[ RadSafe ] Fwd: Cancer (Physical, Chemical Basis)
JPreisig at aol.com
JPreisig at aol.com
Wed Nov 12 21:33:05 CST 2014
____________________________________
From: JPreisig at aol.com
To: radsafe at health.phys.iit.eduo
Sent: 11/12/2014 10:28:17 P.M. Eastern Standard Time
Subj: Cancer (Physical, Chemical Basis)
Radsafe,
Clayton, clearly your knowledge of organic chemistry is better than
mine. The viral cancer-production interaction you suggest is interesting.
Maybe a series of chemical reactions, possibly involving organic or
non-organic chemicals, could produce deleterious effects on DNA. Perhaps a series
of reactions like those occuring in various fission (solar) reactions.
Perhaps, when DNA is being formed, other chemical reactions could interfere
with the primary DNA production reactions. Many things are possible.
Clearly, something not-so-well-understood is occuring in cancer production.
Many difficult problems have associated tricks, or missing knowledge which,
once known, allow the problems to be solved. Keep cranking on the problem???

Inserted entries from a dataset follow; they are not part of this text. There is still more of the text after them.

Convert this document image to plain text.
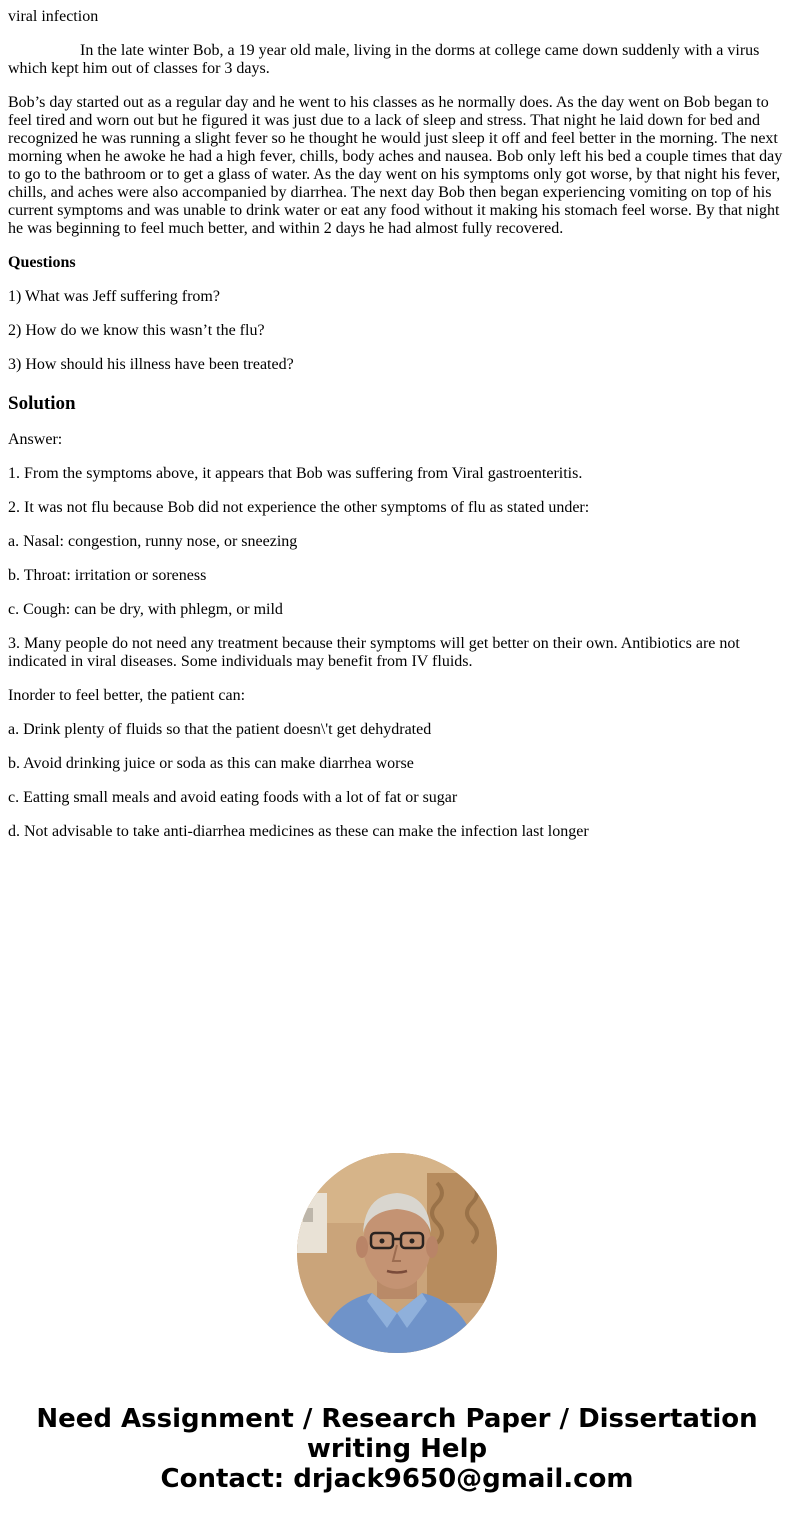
viral infection

In the late winter Bob, a 19 year old male, living in the dorms at college came down suddenly with a virus which kept him out of classes for 3 days.

Bob’s day started out as a regular day and he went to his classes as he normally does. As the day went on Bob began to feel tired and worn out but he figured it was just due to a lack of sleep and stress. That night he laid down for bed and recognized he was running a slight fever so he thought he would just sleep it off and feel better in the morning. The next morning when he awoke he had a high fever, chills, body aches and nausea. Bob only left his bed a couple times that day to go to the bathroom or to get a glass of water. As the day went on his symptoms only got worse, by that night his fever, chills, and aches were also accompanied by diarrhea. The next day Bob then began experiencing vomiting on top of his current symptoms and was unable to drink water or eat any food without it making his stomach feel worse. By that night he was beginning to feel much better, and within 2 days he had almost fully recovered.

Questions

1) What was Jeff suffering from?

2) How do we know this wasn’t the flu?

3) How should his illness have been treated?

Solution

Answer:

1. From the symptoms above, it appears that Bob was suffering from Viral gastroenteritis.

2. It was not flu because Bob did not experience the other symptoms of flu as stated under:

a. Nasal: congestion, runny nose, or sneezing

b. Throat: irritation or soreness

c. Cough: can be dry, with phlegm, or mild

3. Many people do not need any treatment because their symptoms will get better on their own. Antibiotics are not indicated in viral diseases. Some individuals may benefit from IV fluids.

Inorder to feel better, the patient can:

a. Drink plenty of fluids so that the patient doesn\'t get dehydrated

b. Avoid drinking juice or soda as this can make diarrhea worse

c. Eatting small meals and avoid eating foods with a lot of fat or sugar

d. Not advisable to take anti-diarrhea medicines as these can make the infection last longer

Need Assignment / Research Paper / Dissertation
writing Help
Contact: drjack9650@gmail.com
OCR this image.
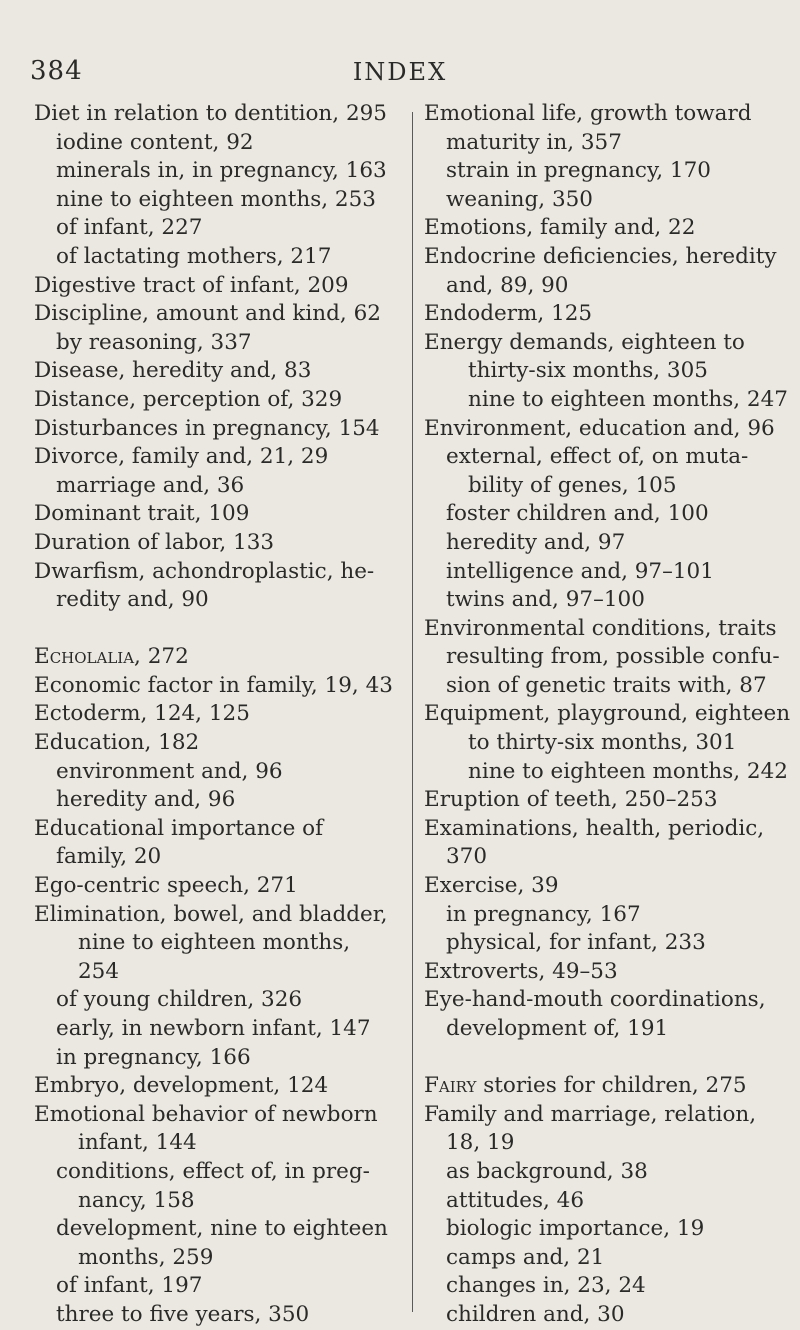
384	INDEX
Diet in relation to dentition, 295
iodine content, 92
minerals in, in pregnancy, 163
nine to eighteen months, 253
of infant, 227
of lactating mothers, 217
Digestive tract of infant, 209
Discipline, amount and kind, 62
by reasoning, 337
Disease, heredity and, 83
Distance, perception of, 329
Disturbances in pregnancy, 154
Divorce, family and, 21, 29
marriage and, 36
Dominant trait, 109
Duration of labor, 133
Dwarfism, achondroplastic, he-
redity and, 90
Echolalia, 272
Economic factor in family, 19, 43
Ectoderm, 124, 125
Education, 182
environment and, 96
heredity and, 96
Educational importance of
family, 20
Ego-centric speech, 271
Elimination, bowel, and bladder,
nine to eighteen months,
254
of young children, 326
early, in newborn infant, 147
in pregnancy, 166
Embryo, development, 124
Emotional behavior of newborn
infant, 144
conditions, effect of, in preg-
nancy, 158
development, nine to eighteen
months, 259
of infant, 197
three to five years, 350
Emotional life, growth toward
maturity in, 357
strain in pregnancy, 170
weaning, 350
Emotions, family and, 22
Endocrine deficiencies, heredity
and, 89, 90
Endoderm, 125
Energy demands, eighteen to
thirty-six months, 305
nine to eighteen months, 247
Environment, education and, 96
external, effect of, on muta-
bility of genes, 105
foster children and, 100
heredity and, 97
intelligence and, 97–101
twins and, 97–100
Environmental conditions, traits
resulting from, possible confu-
sion of genetic traits with, 87
Equipment, playground, eighteen
to thirty-six months, 301
nine to eighteen months, 242
Eruption of teeth, 250–253
Examinations, health, periodic,
370
Exercise, 39
in pregnancy, 167
physical, for infant, 233
Extroverts, 49–53
Eye-hand-mouth coordinations,
development of, 191
Fairy stories for children, 275
Family and marriage, relation,
18, 19
as background, 38
attitudes, 46
biologic importance, 19
camps and, 21
changes in, 23, 24
children and, 30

The next steps in my "so-called" model is to put DNA into the nucleus
and to make many single cells into a matrix of some chemical plus water,
with the cells having an appropriate spacing. Maybe then one can put this
model into MCNP or a special cancer computer code, and start to look at
simple and more advanced problems.
Think of the diversity of cancer. The various organs and the DNA
information associated with the structure and function of each organ. Think
about all the possible chemicals, carcinogens, mutagens, radiation varieties
etc. Think of all the combinations of these things. Think of all the
various tissue/structure defects that can occur and other chemical
concentration processes that could occur in the body. Think of the ingestion,
inhalation, skin exposure pathways and whether radiation effects are due to
internal or external sources. No wonder cancer is a tough nut to crack. If you
are adept at writing (organic or other) chemical equations involving DNA,
start to do so.
Leukemia used to be a death sentence, now not so much. Similarly,
pancreatic cancer. The limitation of unnecessary chemical and/or radiation
exposures should help lessen cancer. Also, the ability to genetically
screen couples before pregnancy should help eliminate various diseases and
cancer. If a full such screening is not economically possible, then screen for
known family diseases (for confirmation) and 5 to 10 other "main player"
diseases or cancers. A total genetic screening at a cost of $2K is cheaper
than a lifetime of disease treatment.
I really hate doing chemistry. People who like it should do it.
Hope you can find the missing cancer factor/mechanism/trick, Clayton.